Photo via Netflix

Hint: They don’t think Steven did it.

Just like Serial and The Jinx did before it, Netflix’s new true crime docuseries Making a Murderer has gone viral because people are determined to crack the case. The show chronicles the story of Steven Avery, a Wisconsin man who—after being wrongfully jailed 18 years for a sexual assault he didn’t commit—gets exonerated and released, only to be charged with the brutal murder of Teresa Halbach two years later by the same police force. 

The series does a great job of tracking the trials and building a case for Avery’s innocence, but it avoids pointing any fingers at a potential alternative suspect. That’s where the fans come in. 

All the fan theories are being hashed out on the subreddit r/MakingAMurderer, where people are breaking down the information available and making guesses as to what could have actually happened.

As of now, there are four major schools of thought, but it’s important to keep in mind that all of them are super speculative. 

1) Teresa Halbach’s ex, Ryan Hillegas, had something to do with it.

Even though they weren’t dating at the time of her disappearance, Hillegas was the one who was able to guess Halbach’s cellphone password and listen to her voicemails. Redditors posit not only that Hillegas could have theoretically deleted voicemails from her account (explaining why her mailbox mysteriously goes from full to not-full), but also that he could have guessed the password long before she went missing and been monitoring her voicemails. While far more speculative, that would mean that he could have ostensibly heard a voicemail from Avery and known she’d be at Avery’s property on the day she disappeared. 

Redditors also think the visible marks on Hillegas’ hand from the search party footage are a little suspect, and that, at the bare minimum, he might have helped the police plant the car key in Avery’s house.
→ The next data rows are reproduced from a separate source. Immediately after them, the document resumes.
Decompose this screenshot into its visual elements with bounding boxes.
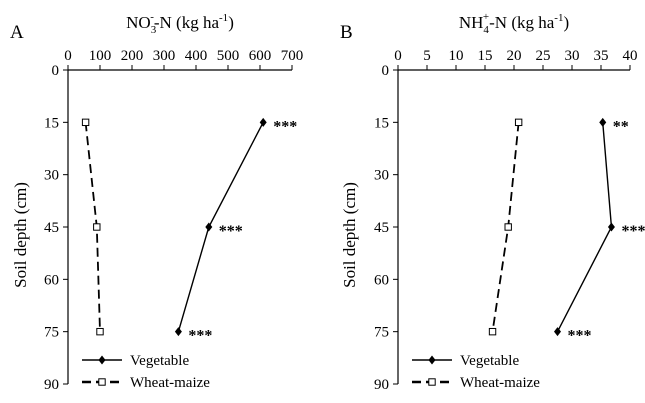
- x-tick-label: 300: [153, 48, 176, 64]
- legend-marker: [428, 355, 436, 365]
- data-point: [174, 327, 182, 337]
- x-tick-label: 700: [281, 48, 304, 64]
- data-point: [259, 117, 267, 127]
- series-wheat-maize: [488, 118, 523, 336]
- data-point: [81, 118, 90, 127]
- x-tick-label: 35: [594, 48, 609, 64]
- legend-label: Vegetable: [460, 353, 519, 369]
- series-vegetable: ********: [554, 117, 645, 345]
- y-tick-label: 60: [374, 272, 389, 288]
- x-axis-title: NO3--N (kg ha-1): [126, 11, 234, 36]
- legend-marker: [98, 355, 106, 365]
- data-point: [599, 117, 607, 127]
- y-tick-label: 60: [44, 272, 59, 288]
- data-point: [554, 327, 561, 337]
- series-line: [556, 122, 613, 332]
- y-tick-label: 75: [374, 325, 389, 341]
- legend: Vegetable Wheat-maize: [412, 353, 540, 391]
- x-tick-label: 400: [185, 48, 208, 64]
- legend: Vegetable Wheat-maize: [82, 353, 210, 391]
- data-point: [205, 222, 213, 232]
- significance-label: ***: [568, 328, 592, 345]
- significance-label: ***: [219, 223, 243, 240]
- series-wheat-maize: [81, 118, 104, 336]
- data-point: [488, 327, 497, 336]
- x-tick-label: 5: [423, 48, 431, 64]
- data-point: [93, 223, 101, 231]
- x-tick-label: 200: [121, 48, 144, 64]
- x-tick-label: 10: [449, 48, 464, 64]
- legend-label: Vegetable: [130, 353, 189, 369]
- y-tick-label: 30: [44, 168, 59, 184]
- y-tick-label: 0: [382, 63, 390, 79]
- y-tick-label: 90: [44, 377, 59, 393]
- legend-label: Wheat-maize: [460, 375, 540, 391]
- x-tick-label: 0: [64, 48, 72, 64]
- data-point: [96, 327, 104, 336]
- chart-panel-b: B NH4+-N (kg ha-1) Soil depth (cm) 0 5 10 15 20…: [340, 11, 645, 393]
- data-point: [607, 222, 615, 232]
- x-tick-label: 15: [478, 48, 493, 64]
- x-axis-title: NH4+-N (kg ha-1): [459, 11, 569, 36]
- x-tick-label: 30: [565, 48, 580, 64]
- panel-letter: A: [10, 22, 24, 43]
- x-tick-label: 25: [536, 48, 551, 64]
- x-tick-label: 600: [249, 48, 272, 64]
- data-point: [514, 118, 523, 127]
- y-tick-label: 75: [44, 325, 59, 341]
- y-tick-label: 45: [44, 220, 59, 236]
- significance-label: ***: [188, 328, 212, 345]
- y-axis-title: Soil depth (cm): [340, 182, 359, 288]
- y-tick-label: 0: [52, 63, 60, 79]
- significance-label: ***: [621, 223, 645, 240]
- data-point: [504, 223, 512, 231]
- x-tick-label: 0: [394, 48, 402, 64]
- y-tick-label: 15: [374, 115, 389, 131]
- x-tick-label: 40: [623, 48, 638, 64]
- y-tick-label: 30: [374, 168, 389, 184]
- y-tick-label: 90: [374, 377, 389, 393]
- y-axis-title: Soil depth (cm): [11, 182, 30, 288]
- significance-label: ***: [273, 118, 297, 135]
- legend-marker: [428, 378, 436, 386]
- legend-marker: [98, 378, 106, 386]
- series-vegetable: *** *** ***: [174, 117, 297, 345]
- x-tick-label: 500: [217, 48, 240, 64]
- y-tick-label: 15: [44, 115, 59, 131]
- x-tick-label: 100: [89, 48, 112, 64]
- legend-label: Wheat-maize: [130, 375, 210, 391]
- x-tick-label: 20: [507, 48, 522, 64]
- chart-panel-a: A NO3--N (kg ha-1) Soil depth (cm) 0 100 200 3…: [10, 11, 303, 393]
- panel-letter: B: [340, 22, 353, 43]
- significance-label: **: [613, 118, 629, 135]
- y-tick-label: 45: [374, 220, 389, 236]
2) A suspicious man from a neighboring town could have done it.

Blogger Brian McKorkle has been following the case since 2006, and he’s pieced together a theory from local news reports: The week the crime was likely committed, a woman from nearby Maribel, Wisconsin, called the police saying her husband was acting very suspiciously. She’d come home one night to find a hallway closet open with women’s jeans, a top, and a pillowcase with red stains inside. When she asked the deputy if it might be related to the Halbach case, the deputy told her the Halbach clothing had already been recovered.

3) Avery’s nephew Bobby Dassey and brother-in-law Scott Tadych did it.

This theory is very popular and has a lot of components, but simply put: These guys were each other’s alibis, and a lot of the testimony they give in the trial directly contradicts both other witness testimony and their own testimony from earlier in the investigation. Key factors like the height of the flames at Avery’s bonfire, when Walbach was seen taking photos, and Avery joking about “getting rid of a body” were all corroborated by these two. In the words of redditor Betterwithcheddar: “They knew Steve would be the suspect. They were tired of Steve’s impact on their family.”

4) The Halbach murder was used as an excuse to seize the Avery property.

This one’s a deep, deep dive, but at one point in the documentary, a man named Doug Hagg is referred to as the district attorney’s mentor. Redditor BathRobeJesus looked him up, and it turns out he’s the head of a Wisconsin real estate transfers and registry office. Since one of the main hiccups in the “The police framed them!” theory is, “But why would the police care?” BathRobeJesus posits that maybe the case was a last-ditch effort to get the Averys to sell their land (to pay for the defense), since it runs right along the town’s “gravel pit.” 

While Reddit will probably never reach a consensus on the best theory, look for Making a Murderer defense attorneys Dean Strang and Jerry Buting to dominate the news as the Internet seizes on this new mystery.